Gott, lass es bitte, bitte nicht zu spät sein, wagte ich zum ersten Mal in meinem Herzen zu Gott zu schreien. Vielleicht, weil ich es gar nicht übers Herz brachte, wirklich daran zu glauben, dass sie jetzt jemand anderem gehören könnte. Ich weigerte mich vehement dagegen, diese schreckliche, aber reale Möglichkeit in Betracht zu ziehen. Ich wollte von ganzem Herzen an ein Missverständnis glauben. Gott, falls du mich Leah zurück gibst, will ich mich noch viel mehr anstrengen, dein treuer Diener zu sein, versprach ich entschlossen. Ich wusste, dass man oft viel zu viele Versprechen gab, wenn man etwas vom Herzen wollte, aber noch nie in meinem Leben hatte ich etwas so ernst gemeint, wie dieses Gebet.
Ich trat auf den grauen Betonsteg, der durch einen Garten voller Blumen und Rosen führte. Kleine, lose Kieselsteine knirschten kaum hörbar unter den harten Sohlen meiner Schuhe.

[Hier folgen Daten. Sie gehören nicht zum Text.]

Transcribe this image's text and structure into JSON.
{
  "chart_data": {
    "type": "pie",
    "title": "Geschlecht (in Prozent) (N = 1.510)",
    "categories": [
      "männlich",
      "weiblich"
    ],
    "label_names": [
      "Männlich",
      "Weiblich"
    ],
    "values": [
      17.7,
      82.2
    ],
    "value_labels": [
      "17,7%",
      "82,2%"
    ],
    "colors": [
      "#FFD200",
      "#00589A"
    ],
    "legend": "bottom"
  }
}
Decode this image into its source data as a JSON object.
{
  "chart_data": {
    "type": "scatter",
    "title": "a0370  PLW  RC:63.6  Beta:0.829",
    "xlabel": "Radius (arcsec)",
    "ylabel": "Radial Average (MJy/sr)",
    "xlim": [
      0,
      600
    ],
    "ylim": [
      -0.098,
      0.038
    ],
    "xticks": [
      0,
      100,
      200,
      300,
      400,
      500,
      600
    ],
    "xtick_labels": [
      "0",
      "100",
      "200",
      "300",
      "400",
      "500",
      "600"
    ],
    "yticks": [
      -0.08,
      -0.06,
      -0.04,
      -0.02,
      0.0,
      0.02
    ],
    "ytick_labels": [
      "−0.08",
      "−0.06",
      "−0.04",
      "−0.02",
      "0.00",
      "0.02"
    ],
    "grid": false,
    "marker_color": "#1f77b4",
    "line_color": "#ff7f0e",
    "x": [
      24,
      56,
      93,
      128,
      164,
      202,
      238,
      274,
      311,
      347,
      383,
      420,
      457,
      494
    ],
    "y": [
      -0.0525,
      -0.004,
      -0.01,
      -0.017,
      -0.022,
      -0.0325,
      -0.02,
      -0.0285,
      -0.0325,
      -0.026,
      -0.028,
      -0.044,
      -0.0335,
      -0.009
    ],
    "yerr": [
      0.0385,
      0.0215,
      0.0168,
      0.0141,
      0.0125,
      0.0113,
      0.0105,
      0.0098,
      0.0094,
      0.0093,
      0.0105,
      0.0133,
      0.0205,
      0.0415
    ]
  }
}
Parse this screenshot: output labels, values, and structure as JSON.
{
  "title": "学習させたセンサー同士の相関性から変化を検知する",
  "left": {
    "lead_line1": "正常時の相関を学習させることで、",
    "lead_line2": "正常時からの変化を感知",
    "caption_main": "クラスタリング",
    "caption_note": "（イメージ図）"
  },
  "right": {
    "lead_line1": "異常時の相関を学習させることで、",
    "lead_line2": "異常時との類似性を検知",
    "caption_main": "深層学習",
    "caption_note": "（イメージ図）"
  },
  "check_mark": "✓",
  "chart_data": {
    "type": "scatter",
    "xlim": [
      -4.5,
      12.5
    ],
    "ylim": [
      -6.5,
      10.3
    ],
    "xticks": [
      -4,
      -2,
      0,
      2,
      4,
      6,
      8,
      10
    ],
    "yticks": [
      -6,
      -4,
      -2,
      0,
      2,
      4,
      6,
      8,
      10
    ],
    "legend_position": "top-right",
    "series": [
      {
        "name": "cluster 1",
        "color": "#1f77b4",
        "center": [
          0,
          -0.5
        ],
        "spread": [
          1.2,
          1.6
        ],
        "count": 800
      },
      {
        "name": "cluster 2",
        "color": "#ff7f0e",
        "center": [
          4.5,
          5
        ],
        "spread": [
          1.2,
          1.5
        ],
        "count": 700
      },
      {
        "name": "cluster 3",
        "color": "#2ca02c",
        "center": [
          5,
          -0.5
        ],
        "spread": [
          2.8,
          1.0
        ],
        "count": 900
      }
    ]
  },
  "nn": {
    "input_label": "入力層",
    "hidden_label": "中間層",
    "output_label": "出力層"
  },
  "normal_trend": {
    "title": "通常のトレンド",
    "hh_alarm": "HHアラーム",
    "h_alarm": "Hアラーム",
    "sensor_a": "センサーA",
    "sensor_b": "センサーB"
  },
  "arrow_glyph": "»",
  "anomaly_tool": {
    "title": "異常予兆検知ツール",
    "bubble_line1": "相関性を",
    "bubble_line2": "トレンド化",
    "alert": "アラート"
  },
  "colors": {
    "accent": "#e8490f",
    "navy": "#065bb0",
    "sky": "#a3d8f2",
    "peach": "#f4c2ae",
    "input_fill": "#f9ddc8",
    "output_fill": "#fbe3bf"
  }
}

Weit und breit war keine Menschenseele zu sehen und das war irgendwie ein bisschen unheimlich.
Je mehr ich mich dem Eingang näherte, je mehr fing ich an zu zittern. Der Schmerz, den meine Nägel in meinen Handflächen verursachten, half mir in gewisser Weise, einen halbwegs klaren Gedanken zu fassen.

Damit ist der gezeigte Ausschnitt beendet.